How Safari got its name

Ever wonder how apps got their names? Sure some are obvious (iWork, Office, Word, Mail), others less so (Excel, PowerPoint). What about Safari? On the 10th anniversary of the project kicking off, former Apple engineer Don Melton spills the beans.

Below is the exchange with Kurt Knight who was part of Apple marketing on how Don got the news:

I met Kurt in the middle of the Infinite Loop quad. He seemed excited and said he was looking for me.

“What’s up?”

“They’ve picked a name!”

I didn’t need anymore context than that. And immediately I tensed up like someone expecting to be hit in the face. All those shitty names I’d heard over the last few months came flooding back like sewer water.

“What… is it?” I asked with my teeth nearly clenched.

“Safari,” Kurt whispered.

I didn’t say anything. But Kurt must have noticed that I was more relaxed. “Dazed” as he described it to me later. Probably a little stupider looking than usual, too.

“What do you think?” he asked.

I honestly didn’t know what to think. My mind was a blank because I just didn’t expect it. The name seemed to come out of nowhere. It sounded more foreign at that moment than its actual origin.

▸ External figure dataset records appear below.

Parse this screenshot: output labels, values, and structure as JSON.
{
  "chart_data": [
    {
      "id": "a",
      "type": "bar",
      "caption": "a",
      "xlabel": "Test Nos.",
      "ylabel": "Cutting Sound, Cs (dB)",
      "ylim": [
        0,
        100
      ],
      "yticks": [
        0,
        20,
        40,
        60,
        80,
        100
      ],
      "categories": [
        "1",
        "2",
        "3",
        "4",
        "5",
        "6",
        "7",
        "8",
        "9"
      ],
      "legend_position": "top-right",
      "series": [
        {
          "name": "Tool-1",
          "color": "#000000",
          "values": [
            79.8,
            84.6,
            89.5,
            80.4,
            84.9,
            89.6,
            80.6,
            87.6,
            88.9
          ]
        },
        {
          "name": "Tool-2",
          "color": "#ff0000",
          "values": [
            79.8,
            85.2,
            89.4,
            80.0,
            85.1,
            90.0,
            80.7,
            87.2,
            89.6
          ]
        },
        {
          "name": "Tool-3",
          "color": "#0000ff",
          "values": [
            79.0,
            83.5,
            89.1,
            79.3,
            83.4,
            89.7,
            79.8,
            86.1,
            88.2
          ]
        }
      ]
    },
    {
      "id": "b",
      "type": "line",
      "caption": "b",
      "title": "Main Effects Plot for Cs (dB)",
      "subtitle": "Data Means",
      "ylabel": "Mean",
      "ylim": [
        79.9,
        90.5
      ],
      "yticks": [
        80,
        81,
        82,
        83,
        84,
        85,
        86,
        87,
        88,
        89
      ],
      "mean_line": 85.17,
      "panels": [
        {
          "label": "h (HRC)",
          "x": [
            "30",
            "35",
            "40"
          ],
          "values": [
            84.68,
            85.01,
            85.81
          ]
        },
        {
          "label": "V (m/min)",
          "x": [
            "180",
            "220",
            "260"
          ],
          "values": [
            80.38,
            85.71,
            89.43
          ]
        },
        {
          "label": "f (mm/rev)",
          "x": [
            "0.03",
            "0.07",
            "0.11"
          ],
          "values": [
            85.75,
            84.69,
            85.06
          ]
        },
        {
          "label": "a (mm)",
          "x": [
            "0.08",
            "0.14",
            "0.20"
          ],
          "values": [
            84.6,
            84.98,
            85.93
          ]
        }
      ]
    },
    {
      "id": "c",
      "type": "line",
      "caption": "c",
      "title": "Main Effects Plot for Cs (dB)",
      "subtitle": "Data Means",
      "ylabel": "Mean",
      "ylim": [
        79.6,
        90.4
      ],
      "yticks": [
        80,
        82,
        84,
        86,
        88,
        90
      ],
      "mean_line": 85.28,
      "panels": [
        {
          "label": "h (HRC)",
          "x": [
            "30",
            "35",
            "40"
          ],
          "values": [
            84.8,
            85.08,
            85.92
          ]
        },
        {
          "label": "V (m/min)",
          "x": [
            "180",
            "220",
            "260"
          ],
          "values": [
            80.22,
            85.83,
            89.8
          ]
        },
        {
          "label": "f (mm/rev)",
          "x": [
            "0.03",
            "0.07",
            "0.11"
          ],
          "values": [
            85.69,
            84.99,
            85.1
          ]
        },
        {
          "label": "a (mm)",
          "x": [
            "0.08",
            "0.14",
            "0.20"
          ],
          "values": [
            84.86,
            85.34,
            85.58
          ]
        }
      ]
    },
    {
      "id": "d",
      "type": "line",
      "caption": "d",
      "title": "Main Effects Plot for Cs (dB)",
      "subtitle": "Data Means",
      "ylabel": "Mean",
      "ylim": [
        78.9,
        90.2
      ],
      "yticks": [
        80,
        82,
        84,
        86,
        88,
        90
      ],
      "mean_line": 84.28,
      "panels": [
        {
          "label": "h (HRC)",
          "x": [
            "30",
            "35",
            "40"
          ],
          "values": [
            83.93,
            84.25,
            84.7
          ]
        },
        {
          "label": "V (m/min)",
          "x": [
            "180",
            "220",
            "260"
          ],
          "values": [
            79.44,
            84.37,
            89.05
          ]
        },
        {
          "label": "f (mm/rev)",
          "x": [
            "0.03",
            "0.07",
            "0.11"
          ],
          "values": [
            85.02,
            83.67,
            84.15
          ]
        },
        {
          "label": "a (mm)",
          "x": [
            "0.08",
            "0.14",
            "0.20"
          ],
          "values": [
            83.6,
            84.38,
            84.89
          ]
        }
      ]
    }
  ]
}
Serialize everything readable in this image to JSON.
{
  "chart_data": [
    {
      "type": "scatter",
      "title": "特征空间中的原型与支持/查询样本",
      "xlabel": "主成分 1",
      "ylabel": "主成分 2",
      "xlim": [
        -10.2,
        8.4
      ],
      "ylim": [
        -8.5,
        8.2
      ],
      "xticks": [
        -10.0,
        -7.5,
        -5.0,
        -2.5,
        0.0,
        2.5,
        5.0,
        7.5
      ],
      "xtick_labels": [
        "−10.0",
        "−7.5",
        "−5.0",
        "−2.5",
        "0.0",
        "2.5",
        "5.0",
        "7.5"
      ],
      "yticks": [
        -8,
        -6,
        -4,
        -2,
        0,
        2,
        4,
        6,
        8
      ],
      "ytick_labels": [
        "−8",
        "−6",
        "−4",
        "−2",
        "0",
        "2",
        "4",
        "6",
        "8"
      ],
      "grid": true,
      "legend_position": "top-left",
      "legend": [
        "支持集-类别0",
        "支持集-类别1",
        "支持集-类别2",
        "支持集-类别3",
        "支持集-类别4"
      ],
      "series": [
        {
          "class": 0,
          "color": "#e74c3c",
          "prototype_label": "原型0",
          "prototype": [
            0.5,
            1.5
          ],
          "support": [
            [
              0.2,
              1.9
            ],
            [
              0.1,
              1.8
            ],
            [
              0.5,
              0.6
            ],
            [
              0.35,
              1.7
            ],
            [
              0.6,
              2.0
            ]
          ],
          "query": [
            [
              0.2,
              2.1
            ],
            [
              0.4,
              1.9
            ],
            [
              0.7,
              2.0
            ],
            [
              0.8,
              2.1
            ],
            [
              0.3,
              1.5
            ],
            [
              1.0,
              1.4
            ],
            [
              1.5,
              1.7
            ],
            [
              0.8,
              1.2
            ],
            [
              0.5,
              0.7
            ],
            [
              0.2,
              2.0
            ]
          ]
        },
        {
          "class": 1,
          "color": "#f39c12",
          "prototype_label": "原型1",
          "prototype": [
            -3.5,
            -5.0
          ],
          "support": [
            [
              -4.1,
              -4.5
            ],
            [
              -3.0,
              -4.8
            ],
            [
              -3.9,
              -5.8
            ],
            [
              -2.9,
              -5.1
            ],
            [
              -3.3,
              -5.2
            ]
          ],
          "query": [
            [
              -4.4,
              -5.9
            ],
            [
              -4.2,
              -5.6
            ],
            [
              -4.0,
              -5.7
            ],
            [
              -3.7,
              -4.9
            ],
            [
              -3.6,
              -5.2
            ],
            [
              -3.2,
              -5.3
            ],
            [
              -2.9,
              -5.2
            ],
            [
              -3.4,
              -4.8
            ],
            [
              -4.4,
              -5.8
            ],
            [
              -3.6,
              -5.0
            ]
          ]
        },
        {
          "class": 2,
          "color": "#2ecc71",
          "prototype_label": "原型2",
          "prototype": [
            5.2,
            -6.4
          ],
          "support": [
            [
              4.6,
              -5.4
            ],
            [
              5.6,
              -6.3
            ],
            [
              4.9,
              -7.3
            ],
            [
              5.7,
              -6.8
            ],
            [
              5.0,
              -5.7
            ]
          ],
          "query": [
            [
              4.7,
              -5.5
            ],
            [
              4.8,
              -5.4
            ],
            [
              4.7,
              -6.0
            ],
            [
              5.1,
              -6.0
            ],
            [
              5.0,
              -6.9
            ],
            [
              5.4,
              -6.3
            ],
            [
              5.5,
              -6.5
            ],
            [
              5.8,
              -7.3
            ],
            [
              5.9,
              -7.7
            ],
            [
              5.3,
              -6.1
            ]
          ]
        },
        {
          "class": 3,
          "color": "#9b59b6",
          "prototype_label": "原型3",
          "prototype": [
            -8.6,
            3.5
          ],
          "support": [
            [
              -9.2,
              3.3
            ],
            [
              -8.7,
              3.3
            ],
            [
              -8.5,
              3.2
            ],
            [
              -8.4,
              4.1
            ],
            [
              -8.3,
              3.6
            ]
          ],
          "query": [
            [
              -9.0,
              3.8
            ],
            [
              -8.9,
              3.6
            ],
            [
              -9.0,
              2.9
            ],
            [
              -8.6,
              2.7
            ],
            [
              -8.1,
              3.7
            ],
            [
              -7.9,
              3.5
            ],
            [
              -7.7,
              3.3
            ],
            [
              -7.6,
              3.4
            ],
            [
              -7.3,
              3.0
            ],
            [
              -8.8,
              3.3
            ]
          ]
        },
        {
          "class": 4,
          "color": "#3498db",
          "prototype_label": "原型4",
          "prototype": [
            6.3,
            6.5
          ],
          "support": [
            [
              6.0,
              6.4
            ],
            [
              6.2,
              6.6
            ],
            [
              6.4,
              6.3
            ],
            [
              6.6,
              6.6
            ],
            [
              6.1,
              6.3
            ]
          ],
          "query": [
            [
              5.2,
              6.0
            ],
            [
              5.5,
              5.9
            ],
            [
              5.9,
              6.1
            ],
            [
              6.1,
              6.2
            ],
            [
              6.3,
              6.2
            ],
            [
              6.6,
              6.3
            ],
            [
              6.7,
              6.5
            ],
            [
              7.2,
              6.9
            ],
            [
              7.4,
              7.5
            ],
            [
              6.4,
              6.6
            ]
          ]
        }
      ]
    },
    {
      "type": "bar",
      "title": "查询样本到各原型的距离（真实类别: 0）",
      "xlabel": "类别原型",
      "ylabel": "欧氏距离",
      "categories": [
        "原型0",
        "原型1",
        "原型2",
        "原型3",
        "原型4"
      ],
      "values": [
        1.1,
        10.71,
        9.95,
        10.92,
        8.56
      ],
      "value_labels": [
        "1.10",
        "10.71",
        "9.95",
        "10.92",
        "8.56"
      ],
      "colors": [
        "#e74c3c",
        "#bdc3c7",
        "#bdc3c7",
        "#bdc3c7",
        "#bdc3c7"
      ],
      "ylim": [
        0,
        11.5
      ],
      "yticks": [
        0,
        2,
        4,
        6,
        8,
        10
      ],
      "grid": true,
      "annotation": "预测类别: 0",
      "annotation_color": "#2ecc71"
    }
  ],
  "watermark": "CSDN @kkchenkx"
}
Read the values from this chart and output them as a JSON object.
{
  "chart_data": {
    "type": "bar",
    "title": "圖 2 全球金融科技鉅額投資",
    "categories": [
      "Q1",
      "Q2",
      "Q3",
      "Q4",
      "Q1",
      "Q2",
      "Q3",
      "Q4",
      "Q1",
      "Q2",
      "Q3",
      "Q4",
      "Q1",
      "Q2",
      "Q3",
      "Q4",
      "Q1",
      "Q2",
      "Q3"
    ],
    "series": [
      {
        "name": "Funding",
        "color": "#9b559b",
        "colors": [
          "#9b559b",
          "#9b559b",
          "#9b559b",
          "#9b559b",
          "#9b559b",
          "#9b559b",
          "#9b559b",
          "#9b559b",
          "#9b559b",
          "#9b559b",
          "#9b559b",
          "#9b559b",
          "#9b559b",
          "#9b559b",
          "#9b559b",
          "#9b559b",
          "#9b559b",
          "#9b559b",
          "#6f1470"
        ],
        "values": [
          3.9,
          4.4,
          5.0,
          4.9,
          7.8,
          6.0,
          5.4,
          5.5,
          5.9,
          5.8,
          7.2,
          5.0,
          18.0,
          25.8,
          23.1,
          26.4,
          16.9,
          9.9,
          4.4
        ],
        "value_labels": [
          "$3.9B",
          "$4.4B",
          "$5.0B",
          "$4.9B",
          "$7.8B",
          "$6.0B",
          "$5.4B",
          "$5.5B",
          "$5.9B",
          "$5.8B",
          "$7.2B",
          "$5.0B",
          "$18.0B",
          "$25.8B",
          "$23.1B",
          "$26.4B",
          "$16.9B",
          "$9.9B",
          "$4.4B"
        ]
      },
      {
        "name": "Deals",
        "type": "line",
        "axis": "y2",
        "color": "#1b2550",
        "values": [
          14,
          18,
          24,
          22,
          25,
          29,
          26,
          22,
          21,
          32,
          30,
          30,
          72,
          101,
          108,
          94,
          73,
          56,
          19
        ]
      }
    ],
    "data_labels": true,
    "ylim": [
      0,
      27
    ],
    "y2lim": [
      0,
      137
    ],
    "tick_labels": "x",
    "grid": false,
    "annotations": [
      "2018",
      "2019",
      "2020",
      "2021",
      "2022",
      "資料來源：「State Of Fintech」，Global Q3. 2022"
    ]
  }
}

“It doesn’t suck,” I finally offered.

And it didn’t. Slowly, slowly it was growing on me. Kurt and I stood there for a bit talking about “Safari.” And then we realized that was a very stupid thing to do right out in the open.

By the time I reached my office, I liked the name. Really liked it. I was committed. I could imagine seeing “Safari” in the Mac OS X dock. I had to tell the team right away and, if necessary, convince them that they liked it too. Fortunately, and to their credit, they didn’t need much convincing.

So, to whoever suggested the name “Safari,” thank you.

The code name for the project had been “Alexander” (that story is coming, but I’m guessing it’s either a someone’s child or a reference to Alexander The Great) because you have to call it something. Stories behind product names tend to be pretty interesting. The first software company (and first startup) I worked for was called “Qumana” (as was the app). Why? Because it wasn’t a word in any language and sounded interesting. Yep, that’s the truth.

I can relate to Don’s reaction of “It doesn’t suck.” because sometimes when you’re in a crunch to finalize a name the least sucktacular name often wins.